February of 2016 saw an abbreviated revival with the video—in a sense the original cat video though there are of course antecedents,with a three minute version gracing some sixty screens at once at given intervals. The artists are arguably best-known for their Rube Goldberg-like chain of mechanical causality cinematic deconstructionist performance piece called The Way Things Go (Der Lauf der Dinge), whose usque ad aras telescoping enjoys some physical avatars as permanent exhibits, including one in the Wiesbaden Museum that I will have to examine again with newly found appreciation.

globus cruciger

The curators over at Hyperallergic take a closer look at the rather controversial, record-setting auction of a painting attributed to Leonardo da Vinci and its buyer—unnamed but surely a member of that exclusive set of the highest percentile of wealthy oligarchs—who through the acquisition and trade of such treasure exert pressure on both geopolitics and the art world by inflating the price of such works beyond the endowment of any museum.
Indeed, the provenance of Salvator Mundi (Saviour of the World, a theme in Christian iconography) is uncertain and the attribution to Leonardo is recent and based on only on some signature pentimenti and is perhaps at best a piece from the master’s studio with a touch of his instruction. If the identity of the seller, a Russian billionaire potash-magnate and philanthropist, sounds familiar to anyone, it could be over a real-estate transaction with Donald Trump and a long-standing reputation of using art to shield his monetary wealth from others. Outside of the cost-range of the world’s museums, the painting is probably destined to return to the cavernous bowels of the freeport from whence it briefly emerged until next time it’s swapped among the plutocracy.

shirley temple or taste/ip

Via the always discerning Nag on the Lake, we are introduced to a clever gadget—a virtual cocktail glass—that uses a combination of lights, wafting aromas and most importantly a mild electric stimulation to the tongue and taste buds to convince us we are experiencing flavours that aren’t really there. What do you think? This gustatory hallucination apparently can transform a glass of plain water into a fine scotch, and I suppose as the technique becomes more refined and shared widely, it will be able to recreate the most subtle notes and expressions for those who cannot or should not partake of adult-beverages and seems like a better substitute than having a mocktail.

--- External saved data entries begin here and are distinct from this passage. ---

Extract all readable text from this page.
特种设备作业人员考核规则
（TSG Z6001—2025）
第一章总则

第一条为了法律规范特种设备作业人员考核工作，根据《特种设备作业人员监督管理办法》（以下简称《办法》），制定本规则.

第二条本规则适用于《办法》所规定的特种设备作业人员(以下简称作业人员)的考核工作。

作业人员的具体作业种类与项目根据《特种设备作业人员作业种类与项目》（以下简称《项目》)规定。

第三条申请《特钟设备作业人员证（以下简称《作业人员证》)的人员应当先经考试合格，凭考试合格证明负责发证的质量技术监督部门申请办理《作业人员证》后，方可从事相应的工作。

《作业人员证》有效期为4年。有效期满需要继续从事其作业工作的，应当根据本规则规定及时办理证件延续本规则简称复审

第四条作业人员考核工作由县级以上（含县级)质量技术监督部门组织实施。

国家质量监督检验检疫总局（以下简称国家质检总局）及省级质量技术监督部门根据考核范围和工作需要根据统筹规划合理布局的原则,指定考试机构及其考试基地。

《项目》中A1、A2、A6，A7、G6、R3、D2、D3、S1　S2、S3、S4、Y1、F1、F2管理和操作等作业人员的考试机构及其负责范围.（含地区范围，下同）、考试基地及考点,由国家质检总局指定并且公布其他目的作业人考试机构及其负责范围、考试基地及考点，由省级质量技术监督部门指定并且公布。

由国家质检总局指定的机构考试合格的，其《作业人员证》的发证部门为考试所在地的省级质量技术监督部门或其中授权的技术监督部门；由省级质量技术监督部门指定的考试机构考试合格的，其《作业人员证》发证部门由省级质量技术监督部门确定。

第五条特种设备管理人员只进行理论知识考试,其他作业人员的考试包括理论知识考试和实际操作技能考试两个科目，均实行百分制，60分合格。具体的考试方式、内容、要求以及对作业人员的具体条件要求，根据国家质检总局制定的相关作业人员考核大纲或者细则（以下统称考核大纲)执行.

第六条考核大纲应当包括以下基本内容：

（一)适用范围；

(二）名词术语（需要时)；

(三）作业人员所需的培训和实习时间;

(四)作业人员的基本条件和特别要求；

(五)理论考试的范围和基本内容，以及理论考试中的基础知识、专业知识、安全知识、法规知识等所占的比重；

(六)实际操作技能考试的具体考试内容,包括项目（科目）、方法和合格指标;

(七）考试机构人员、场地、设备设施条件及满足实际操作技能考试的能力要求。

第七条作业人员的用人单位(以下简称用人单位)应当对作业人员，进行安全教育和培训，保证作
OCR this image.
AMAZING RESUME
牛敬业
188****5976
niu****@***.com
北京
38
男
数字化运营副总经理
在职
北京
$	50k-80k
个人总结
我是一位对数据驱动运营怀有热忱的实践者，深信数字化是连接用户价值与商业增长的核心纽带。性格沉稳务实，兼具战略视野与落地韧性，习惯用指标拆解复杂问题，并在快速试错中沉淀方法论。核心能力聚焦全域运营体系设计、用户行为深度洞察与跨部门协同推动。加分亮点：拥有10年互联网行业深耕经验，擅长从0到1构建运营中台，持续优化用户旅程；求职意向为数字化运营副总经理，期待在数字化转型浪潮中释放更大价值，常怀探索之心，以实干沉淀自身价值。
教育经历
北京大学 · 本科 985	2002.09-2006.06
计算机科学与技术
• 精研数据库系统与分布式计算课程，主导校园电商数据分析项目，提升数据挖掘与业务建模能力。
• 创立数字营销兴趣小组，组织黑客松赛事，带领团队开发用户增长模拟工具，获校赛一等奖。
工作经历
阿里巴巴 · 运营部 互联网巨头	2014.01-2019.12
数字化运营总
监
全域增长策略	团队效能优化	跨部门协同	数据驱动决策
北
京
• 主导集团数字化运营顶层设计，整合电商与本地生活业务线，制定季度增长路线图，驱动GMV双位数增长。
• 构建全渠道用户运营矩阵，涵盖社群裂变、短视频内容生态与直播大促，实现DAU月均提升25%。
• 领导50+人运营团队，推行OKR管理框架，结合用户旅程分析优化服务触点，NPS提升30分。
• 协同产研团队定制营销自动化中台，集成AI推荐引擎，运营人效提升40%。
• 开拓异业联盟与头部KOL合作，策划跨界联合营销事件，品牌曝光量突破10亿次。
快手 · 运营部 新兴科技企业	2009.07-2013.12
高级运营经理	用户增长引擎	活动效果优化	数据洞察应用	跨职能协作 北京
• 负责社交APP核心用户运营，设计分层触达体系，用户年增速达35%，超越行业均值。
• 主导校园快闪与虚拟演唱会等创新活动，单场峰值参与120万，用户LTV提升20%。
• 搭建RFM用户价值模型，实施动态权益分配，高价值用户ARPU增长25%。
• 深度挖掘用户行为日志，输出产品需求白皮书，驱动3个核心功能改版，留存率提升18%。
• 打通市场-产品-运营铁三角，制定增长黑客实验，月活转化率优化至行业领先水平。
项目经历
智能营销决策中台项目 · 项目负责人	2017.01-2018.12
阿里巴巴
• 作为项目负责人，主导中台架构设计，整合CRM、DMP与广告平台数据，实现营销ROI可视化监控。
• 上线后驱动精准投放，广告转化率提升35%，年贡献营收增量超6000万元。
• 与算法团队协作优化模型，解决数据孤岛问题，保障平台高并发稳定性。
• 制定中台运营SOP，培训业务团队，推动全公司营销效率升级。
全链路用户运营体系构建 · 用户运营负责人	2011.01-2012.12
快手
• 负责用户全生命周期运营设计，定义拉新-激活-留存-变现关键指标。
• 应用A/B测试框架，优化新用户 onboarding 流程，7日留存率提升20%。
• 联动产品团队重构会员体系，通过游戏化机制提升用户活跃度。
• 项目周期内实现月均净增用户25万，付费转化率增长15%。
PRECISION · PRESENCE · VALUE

Thursday, 16 November 2017

morning constitutional

Betraying an a mild arithmomanic tendency by finding and enshrining the number twelve in human humours and anatomy, we enjoyed the introduction to one Doctor Alesha Sivartha (the pen name most probably of a Kansas country physician Arthur E Merton) and his graphically striking if not of great literary or scientific merit—as so many books on theosophy with contrasting or complementary theories were being published in the same era—Book of Life: The Spiritual and Physical Constitution of Man.
The charts and diagrams certainly do espouse the convoluted heraldry of palmistry and phrenology (click to enlarge) more effectively than most other, wordy treaties on similar topics and offer an enticement for further study. Despite the profusion of such works and some outmoded notions that really date the good doctor, there’s a systematic approach to be found and an enduring legacy attached to it—maintained by one of Merton’s decedents, which can be found at the source link above.